Earlier Tuesday, the People’s Bank of China set the yuan central parity rate versus the dollar at CNY6.1610, the lowest yuan level since Sept. 10, 2013.
The renewed yuan weakness had spillover effects on dollar-yuan, both on-shore and off-shore, with market players preparing for additional weakness in sessions to come.
Dollar-yuan on-shore topped out around CNY6.2391 (Bloomberg), the weakest yuan level since late February 2013, and dollar-yuan off-shore saw a peak of CNH6.2392, a 14-month high.
Barclays strategists noted USDCNH was up nearly 4% since early January, “marking the largest CNH sell-off since the off-shore vehicle’s launch in 2010.”
The yuan weakness seen Tuesday went largely unnoticed, with the focus instead on the People’s Bank of China implementing the reserve requirement cut for rural commercial banks (see MNI mainwire at 7:12 am ET) that the State Council announced last week.
“While the RRR cut received the headlines, perhaps a more important stimulus development continues to be the weakening of the CNY, with USD/CNY reaching a 14-month high today,” said Bob Sinche, global strategist at Pierpont Securities.
“While the weakening of the CNY is only about 3% from the Jan. 14 high, the rebound is the most abrupt since the appreciation of the CNY began in 2005,” he noted.
In terms of Chinese investment flows, “Chinese banks bought RMB189.20bn in March (on behalf of their clients); Net of trade, banks bought RMB141.4bn ($22.83 billion), the seventh straight month of net FX purchases,” noted Elsa Lignos, strategist at RBC Capital Markets in a research note.
“This is a proxy for speculative capital inflows into China and suggests that the Chinese corporate sector continued to accumulate more CNY relative to that implied by their trade flows in the month (the March trade balance was a surplus of $7.71 billion),” she said.
RBCCM noted “the process of flushing out speculative long Yuan positions” appeared to still be “in its infancy,” Lignos said.

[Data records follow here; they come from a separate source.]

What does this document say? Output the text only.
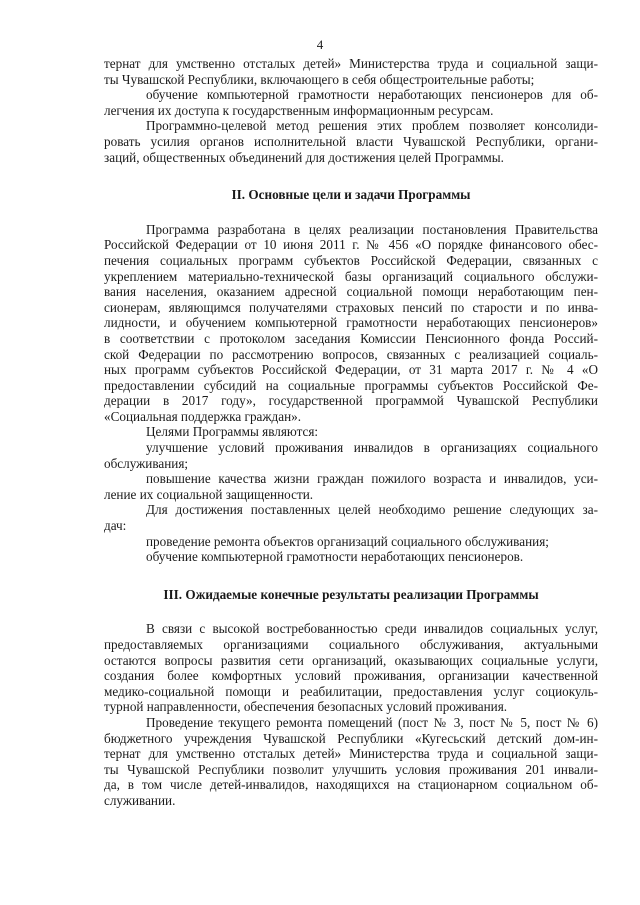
4
тернат для умственно отсталых детей» Министерства труда и социальной защи-
ты Чувашской Республики, включающего в себя общестроительные работы;
обучение компьютерной грамотности неработающих пенсионеров для об-
легчения их доступа к государственным информационным ресурсам.
Программно-целевой метод решения этих проблем позволяет консолиди-
ровать усилия органов исполнительной власти Чувашской Республики, органи-
заций, общественных объединений для достижения целей Программы.
II. Основные цели и задачи Программы
Программа разработана в целях реализации постановления Правительства
Российской Федерации от 10 июня 2011 г. № 456 «О порядке финансового обес-
печения социальных программ субъектов Российской Федерации, связанных с
укреплением материально-технической базы организаций социального обслужи-
вания населения, оказанием адресной социальной помощи неработающим пен-
сионерам, являющимся получателями страховых пенсий по старости и по инва-
лидности, и обучением компьютерной грамотности неработающих пенсионеров»
в соответствии с протоколом заседания Комиссии Пенсионного фонда Россий-
ской Федерации по рассмотрению вопросов, связанных с реализацией социаль-
ных программ субъектов Российской Федерации, от 31 марта 2017 г. № 4 «О
предоставлении субсидий на социальные программы субъектов Российской Фе-
дерации в 2017 году», государственной программой Чувашской Республики
«Социальная поддержка граждан».
Целями Программы являются:
улучшение условий проживания инвалидов в организациях социального
обслуживания;
повышение качества жизни граждан пожилого возраста и инвалидов, уси-
ление их социальной защищенности.
Для достижения поставленных целей необходимо решение следующих за-
дач:
проведение ремонта объектов организаций социального обслуживания;
обучение компьютерной грамотности неработающих пенсионеров.
III. Ожидаемые конечные результаты реализации Программы
В связи с высокой востребованностью среди инвалидов социальных услуг,
предоставляемых организациями социального обслуживания, актуальными
остаются вопросы развития сети организаций, оказывающих социальные услуги,
создания более комфортных условий проживания, организации качественной
медико-социальной помощи и реабилитации, предоставления услуг социокуль-
турной направленности, обеспечения безопасных условий проживания.
Проведение текущего ремонта помещений (пост № 3, пост № 5, пост № 6)
бюджетного учреждения Чувашской Республики «Кугесьский детский дом-ин-
тернат для умственно отсталых детей» Министерства труда и социальной защи-
ты Чувашской Республики позволит улучшить условия проживания 201 инвали-
да, в том числе детей-инвалидов, находящихся на стационарном социальном об-
служивании.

“We remain wary of further yuan depreciation and/or a sustained CNH discount to CNY,” she added.
In a recent note, CIBC strategists observed that the CNY and CNH were about 2.7% weaker on the year, offsetting the 3% yuan gains seen both on-shore and off-shore in 2013.
“We believe the drive to squeeze speculative long CNY positions from the domestic market has run its course and we now anticipate a period of stability,” they said.
“Picking how far USDCNY could reach during this anticipated period of stability will require monitoring of the balance of flow,” the strategists said.
CIBC maintained that the market may not have confidence in the Chinese economy until deep in the second quarter.
“Our view on the CNY is that this period of stability, that will stretch for as long as it takes for the data to show that though growth has moderated, it will remain underpinned by policy initiatives, though not of the form or magnitude seen post 2008,” the strategists said.
This month, CIBC re-introduced a trade recommendation to sell strength in USDCNY.
CIBC would sell USDCNY 12-month NDF at CNY6.30, with a downside target of CNY6.10 and at stop-loss at CNY6.36.
Win Thin, head of emerging market currency strategy at Brown Brothers Harriman, saw USDCNY trading in a CNY6.20-6.30 range in Q2.
As for when, and/or if, the PBOC will again allow the yuan to strengthen, “that’s to be determined,” he quipped.
The engineered yuan declines seen recently are less about helping Chinese exporters and more about trying to “flush out one-way bets in the yuan,” Thin said.
“They (the PBOC) don’t want to go back to something predictable like that,” he said, referring to the steady yuan gains seen in the past few years, up until recently.
Wednesday’s release of HSBC flash PMI data may again shift the focus from yuan currency fluctuations, Thin said. (The market looked for the headline flash index to rise to 48.3 in April versus 48.0 final in March).
“HSBC PMI has been below 50 for three straight months, while the official PMI has held above it (but just barely at 50.2 in February and 50.3 in March),” Thin said.
While the Chinese economy continues to slow, BBH did not look for any large-scale stimulus measures.
“Rather, a targeted approach (such as the recent cut in required reserves for some rural banks) is likely to be maintained,” Thin said.